Following this method I have already been able to mulch all my no-dig veg beds. I have also mulched two new borders, and I expect to be able to give a nice thick mulch to the borders in the rest of the garden over the next month or two as the next batches become ready. I am ridiculously excited by the whole process.
I’m going to do a separate post soon following the evolution of a recently made hot heap from build to finished product.
Every garden should have a compost heap, but to generate truly impressive volumes of weed-free compost, every garden should have a hot heap!
Some useful links:
I’ll be back soon with more composting fun. Happy to answer questions, I am eager to share the compost love.

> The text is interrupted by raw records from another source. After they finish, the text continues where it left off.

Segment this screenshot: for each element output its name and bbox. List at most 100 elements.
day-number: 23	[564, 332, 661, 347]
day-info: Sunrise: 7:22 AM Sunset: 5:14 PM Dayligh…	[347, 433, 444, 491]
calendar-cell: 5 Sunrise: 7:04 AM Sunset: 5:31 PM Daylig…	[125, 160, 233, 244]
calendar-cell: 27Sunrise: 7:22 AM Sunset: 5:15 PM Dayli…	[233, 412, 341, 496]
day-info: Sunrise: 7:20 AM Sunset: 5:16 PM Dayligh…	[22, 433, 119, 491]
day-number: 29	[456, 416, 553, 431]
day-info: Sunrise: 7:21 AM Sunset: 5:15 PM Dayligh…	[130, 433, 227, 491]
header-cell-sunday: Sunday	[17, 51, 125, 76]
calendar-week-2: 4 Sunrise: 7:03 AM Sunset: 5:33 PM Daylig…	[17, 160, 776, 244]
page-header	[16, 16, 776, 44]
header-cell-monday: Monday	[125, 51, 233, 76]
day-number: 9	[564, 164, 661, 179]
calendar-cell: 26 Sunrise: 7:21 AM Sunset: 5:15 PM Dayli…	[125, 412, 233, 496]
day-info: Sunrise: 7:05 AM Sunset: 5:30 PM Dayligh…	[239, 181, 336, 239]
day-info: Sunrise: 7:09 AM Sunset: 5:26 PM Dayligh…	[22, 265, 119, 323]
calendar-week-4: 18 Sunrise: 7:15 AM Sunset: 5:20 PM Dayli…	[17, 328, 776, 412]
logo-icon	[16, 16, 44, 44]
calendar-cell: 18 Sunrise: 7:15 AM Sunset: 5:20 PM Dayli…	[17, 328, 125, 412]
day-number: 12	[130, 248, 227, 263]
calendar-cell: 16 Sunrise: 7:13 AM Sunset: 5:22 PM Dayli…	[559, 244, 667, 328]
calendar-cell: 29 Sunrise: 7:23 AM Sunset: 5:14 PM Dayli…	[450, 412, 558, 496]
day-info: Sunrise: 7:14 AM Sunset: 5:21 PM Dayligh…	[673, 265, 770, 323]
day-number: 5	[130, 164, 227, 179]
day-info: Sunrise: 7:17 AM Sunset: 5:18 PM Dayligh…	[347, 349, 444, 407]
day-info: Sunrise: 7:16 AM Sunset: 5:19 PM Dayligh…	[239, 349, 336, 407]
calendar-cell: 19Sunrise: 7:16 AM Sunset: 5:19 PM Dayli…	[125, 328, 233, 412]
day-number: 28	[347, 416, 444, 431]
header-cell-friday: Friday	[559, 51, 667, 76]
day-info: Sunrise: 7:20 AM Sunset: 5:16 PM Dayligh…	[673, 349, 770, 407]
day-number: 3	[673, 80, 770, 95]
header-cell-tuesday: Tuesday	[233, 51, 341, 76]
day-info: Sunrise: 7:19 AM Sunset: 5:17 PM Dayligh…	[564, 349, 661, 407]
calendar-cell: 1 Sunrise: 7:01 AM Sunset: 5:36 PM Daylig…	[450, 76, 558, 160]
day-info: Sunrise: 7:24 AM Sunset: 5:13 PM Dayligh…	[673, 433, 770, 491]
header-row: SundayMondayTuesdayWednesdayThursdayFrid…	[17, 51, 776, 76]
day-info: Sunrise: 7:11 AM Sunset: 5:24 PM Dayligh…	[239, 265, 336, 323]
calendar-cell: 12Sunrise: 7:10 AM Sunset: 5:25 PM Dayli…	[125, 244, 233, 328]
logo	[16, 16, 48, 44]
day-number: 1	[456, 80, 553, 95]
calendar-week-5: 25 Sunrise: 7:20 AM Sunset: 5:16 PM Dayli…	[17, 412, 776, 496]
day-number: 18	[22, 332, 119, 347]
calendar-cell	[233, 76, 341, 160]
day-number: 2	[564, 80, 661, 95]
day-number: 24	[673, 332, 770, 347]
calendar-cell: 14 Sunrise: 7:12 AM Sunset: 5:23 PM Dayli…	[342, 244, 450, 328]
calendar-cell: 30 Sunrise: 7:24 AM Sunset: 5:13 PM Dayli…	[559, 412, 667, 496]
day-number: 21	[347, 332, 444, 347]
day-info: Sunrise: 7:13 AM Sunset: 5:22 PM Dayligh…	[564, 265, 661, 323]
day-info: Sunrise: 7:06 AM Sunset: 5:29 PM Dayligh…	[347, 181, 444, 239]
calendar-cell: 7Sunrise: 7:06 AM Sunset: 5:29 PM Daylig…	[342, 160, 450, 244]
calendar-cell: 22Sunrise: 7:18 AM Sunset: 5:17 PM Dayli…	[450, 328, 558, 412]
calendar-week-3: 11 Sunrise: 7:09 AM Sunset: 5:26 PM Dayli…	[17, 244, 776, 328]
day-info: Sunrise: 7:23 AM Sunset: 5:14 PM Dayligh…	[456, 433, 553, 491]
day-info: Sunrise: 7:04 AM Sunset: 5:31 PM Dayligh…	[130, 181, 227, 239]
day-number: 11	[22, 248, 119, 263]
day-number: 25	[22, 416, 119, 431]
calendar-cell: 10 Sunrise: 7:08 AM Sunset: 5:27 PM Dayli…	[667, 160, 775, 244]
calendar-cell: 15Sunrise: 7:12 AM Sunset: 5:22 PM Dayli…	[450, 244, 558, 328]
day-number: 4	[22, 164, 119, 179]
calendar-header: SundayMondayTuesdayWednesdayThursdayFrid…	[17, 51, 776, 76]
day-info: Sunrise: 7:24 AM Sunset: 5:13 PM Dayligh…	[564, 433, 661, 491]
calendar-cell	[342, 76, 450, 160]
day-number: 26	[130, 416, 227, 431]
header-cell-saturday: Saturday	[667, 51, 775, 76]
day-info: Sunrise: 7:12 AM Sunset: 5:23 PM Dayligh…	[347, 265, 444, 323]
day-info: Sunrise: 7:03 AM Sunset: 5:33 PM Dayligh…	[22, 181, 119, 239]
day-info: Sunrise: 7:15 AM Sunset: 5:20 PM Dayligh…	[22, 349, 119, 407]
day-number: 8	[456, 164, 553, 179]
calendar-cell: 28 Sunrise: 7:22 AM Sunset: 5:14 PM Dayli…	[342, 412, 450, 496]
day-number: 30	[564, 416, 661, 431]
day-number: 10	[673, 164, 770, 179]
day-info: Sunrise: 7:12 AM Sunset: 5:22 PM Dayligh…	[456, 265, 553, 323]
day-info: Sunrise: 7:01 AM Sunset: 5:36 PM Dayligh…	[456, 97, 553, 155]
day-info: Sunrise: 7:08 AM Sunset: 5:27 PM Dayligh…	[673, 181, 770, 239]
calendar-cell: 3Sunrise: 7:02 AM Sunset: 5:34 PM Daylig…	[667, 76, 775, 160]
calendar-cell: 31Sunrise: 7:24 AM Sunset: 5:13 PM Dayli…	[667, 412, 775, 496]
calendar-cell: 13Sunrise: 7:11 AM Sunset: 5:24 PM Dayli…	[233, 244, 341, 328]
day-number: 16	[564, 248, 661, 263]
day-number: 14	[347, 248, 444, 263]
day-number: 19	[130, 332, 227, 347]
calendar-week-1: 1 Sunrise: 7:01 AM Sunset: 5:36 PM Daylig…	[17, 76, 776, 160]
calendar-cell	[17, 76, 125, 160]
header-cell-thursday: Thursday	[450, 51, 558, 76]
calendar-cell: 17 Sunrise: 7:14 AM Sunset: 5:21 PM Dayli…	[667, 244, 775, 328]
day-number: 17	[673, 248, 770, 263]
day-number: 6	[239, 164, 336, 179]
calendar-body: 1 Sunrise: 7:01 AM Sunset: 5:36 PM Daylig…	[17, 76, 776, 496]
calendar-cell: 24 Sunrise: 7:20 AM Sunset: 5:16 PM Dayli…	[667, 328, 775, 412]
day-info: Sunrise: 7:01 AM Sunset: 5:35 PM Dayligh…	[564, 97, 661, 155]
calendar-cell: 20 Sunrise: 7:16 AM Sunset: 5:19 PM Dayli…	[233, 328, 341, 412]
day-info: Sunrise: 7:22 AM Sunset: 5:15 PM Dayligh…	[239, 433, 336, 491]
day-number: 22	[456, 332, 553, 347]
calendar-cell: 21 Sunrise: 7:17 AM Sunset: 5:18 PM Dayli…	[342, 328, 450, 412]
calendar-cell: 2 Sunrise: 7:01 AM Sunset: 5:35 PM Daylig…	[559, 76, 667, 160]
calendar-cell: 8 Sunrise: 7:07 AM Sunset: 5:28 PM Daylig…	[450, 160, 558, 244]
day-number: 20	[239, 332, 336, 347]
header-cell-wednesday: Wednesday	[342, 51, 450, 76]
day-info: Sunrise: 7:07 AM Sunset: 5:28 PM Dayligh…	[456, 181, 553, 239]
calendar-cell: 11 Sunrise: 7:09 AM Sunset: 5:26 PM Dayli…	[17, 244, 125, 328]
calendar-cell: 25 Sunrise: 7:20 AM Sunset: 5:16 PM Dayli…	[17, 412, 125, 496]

Update 17-12-2018. In my continuing search for hot heap perfection, I have been made aware of the uber-paper, the source, the holy scripture of hot composting. It was published by Robert D Raabe, a scientist at Berkely, University of California, in the 1970s. The hot composting method he devised is now known as the “Berkely method”. In this paper he is very clear that a ratio of 1:1 green:brown by volume is required. His experience was that this will give approximately the necessary 30:1 carbon:nitrogen ratio. This differs from the 1:2 advice given here in my post, which I got from other sources. I am going to try a heap with the 1:1 ratio to see if that gets better results.